Rural hospital closures worsen health inequities, studies show. Rural counties that lost their hospital between 1990 and 2020 had higher proportions of black and Hispanic residents compared to the median of all rural counties, linked research published in March by the NC Rural Health Research Program found. According to the working paper, these same counties were also more likely to have above-median levels of income inequality, lower per capita income, and higher unemployment.

This trend explains, in part, why black and Latino people living in rural areas are more likely to die prematurely or experience poverty, especially among children, according to Chartis.

“If you lose a rural hospital, you’re talking about downtown tumbleweeds. That means Main Street is drying up and blowing away because the affiliated health services can’t survive for very long without a safety net for acute care,” said Michael Topchik, national leader for Chartis. “Lack of access means delayed care, poorer outcomes and more expensive acute care down the road when things could have been taken care of more locally.”

Rural hospitals are trying to keep patients in their communities and avoid service cuts. They have partnered with nearby academic medical centers to try to maintain services through video consultations. Alternatively, more facilities should convert to stand-alone emergency departments or outpatient centers, which could provide a buffer for local economies, policy experts said.

Operating costs, often subsidized by taxpayers, decline when hospitals end inpatient care. Their quality may also improve as they focus on a more limited range of services, said Ge Bai, an accounting professor at Johns Hopkins University who has studied rural hospital closures.

“This transformation makes hospitals financially healthier and better able to serve the local community and reduce the burden on taxpayers, without harming local economies,” she said.

Critical access hospitals and rural hospitals with fewer than 50 beds can upgrade to the new rural emergency hospital status. It aims to support rural hospitals with very low inpatient volumes, which averaged around 38% in 2016, according to research from Modern Healthcare.

They would stop offering all of their inpatient care and instead offer outpatient services, including 24-hour emergency care, observation services, nursing services and ambulances. Beginning in 2023, these hospitals would receive a 5% higher Medicare outpatient reimbursement rate than full-service hospitals receive, in addition to monthly facility payments.

The annual income and unemployment rate of counties where rural hospitals converted their inpatient operations to emergency, rehabilitation or outpatient care improved after the conversion, according to the study. Effects on population and labor were negligible. But it remains to be seen if these models are viable in the long term, Topchik said.

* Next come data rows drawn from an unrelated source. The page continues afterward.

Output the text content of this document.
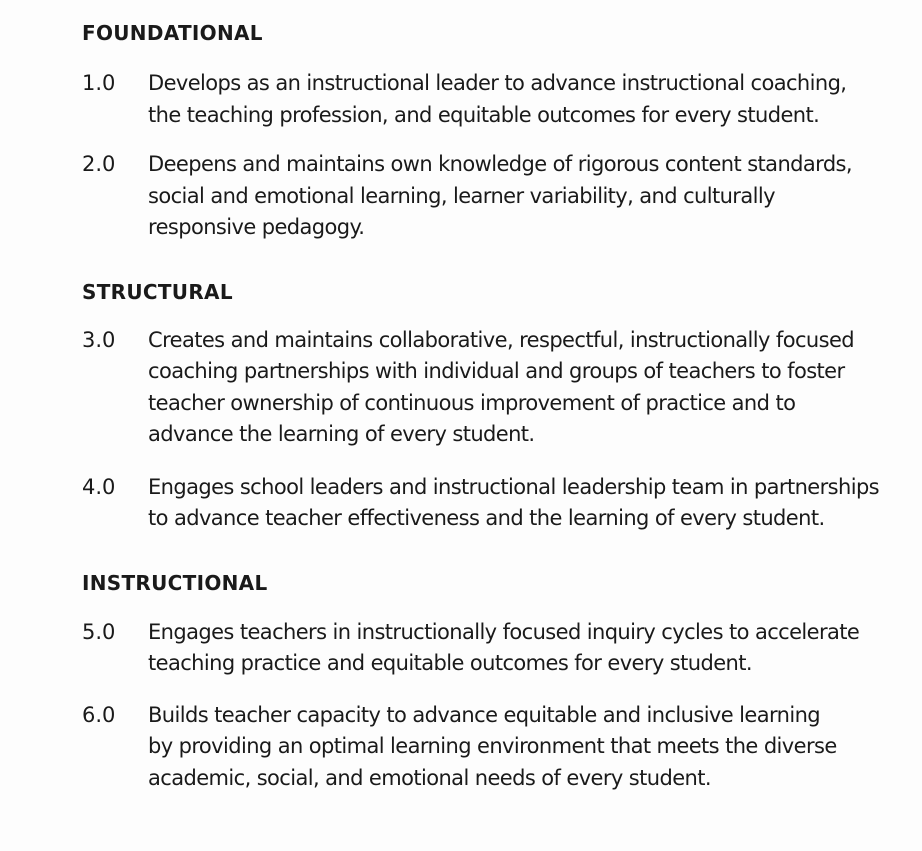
FOUNDATIONAL
1.0	Develops as an instructional leader to advance instructional coaching,
the teaching profession, and equitable outcomes for every student.
2.0	Deepens and maintains own knowledge of rigorous content standards,
social and emotional learning, learner variability, and culturally
responsive pedagogy.
STRUCTURAL
3.0	Creates and maintains collaborative, respectful, instructionally focused
coaching partnerships with individual and groups of teachers to foster
teacher ownership of continuous improvement of practice and to
advance the learning of every student.
4.0	Engages school leaders and instructional leadership team in partnerships
to advance teacher effectiveness and the learning of every student.
INSTRUCTIONAL
5.0	Engages teachers in instructionally focused inquiry cycles to accelerate
teaching practice and equitable outcomes for every student.
6.0	Builds teacher capacity to advance equitable and inclusive learning
by providing an optimal learning environment that meets the diverse
academic, social, and emotional needs of every student.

Meanwhile, Carrollton residents like Debra Sudduth have faced health emergencies without a local safety net.

Sudduth’s father suffers from atrial fibrillation. Her pulse dropped significantly Monday night, but the nearest hospitals in Tuscaloosa or Columbus, Mississippi, were overwhelmed, she said. Luckily, they were able to stabilize him at home and track his pulse with an oximeter, Sudduth said.

But last month, a complication arose from its removal. Her heart filled with blood and caused an infection. An ambulance was not available and they had to drive about 45 minutes to Tuscaloosa Hospital, Sudduth said.

“He ended up being fine, but what if he hadn’t? You have a lot of old people here driving 45 minutes when an ambulance isn’t available, it’s just dangerous.”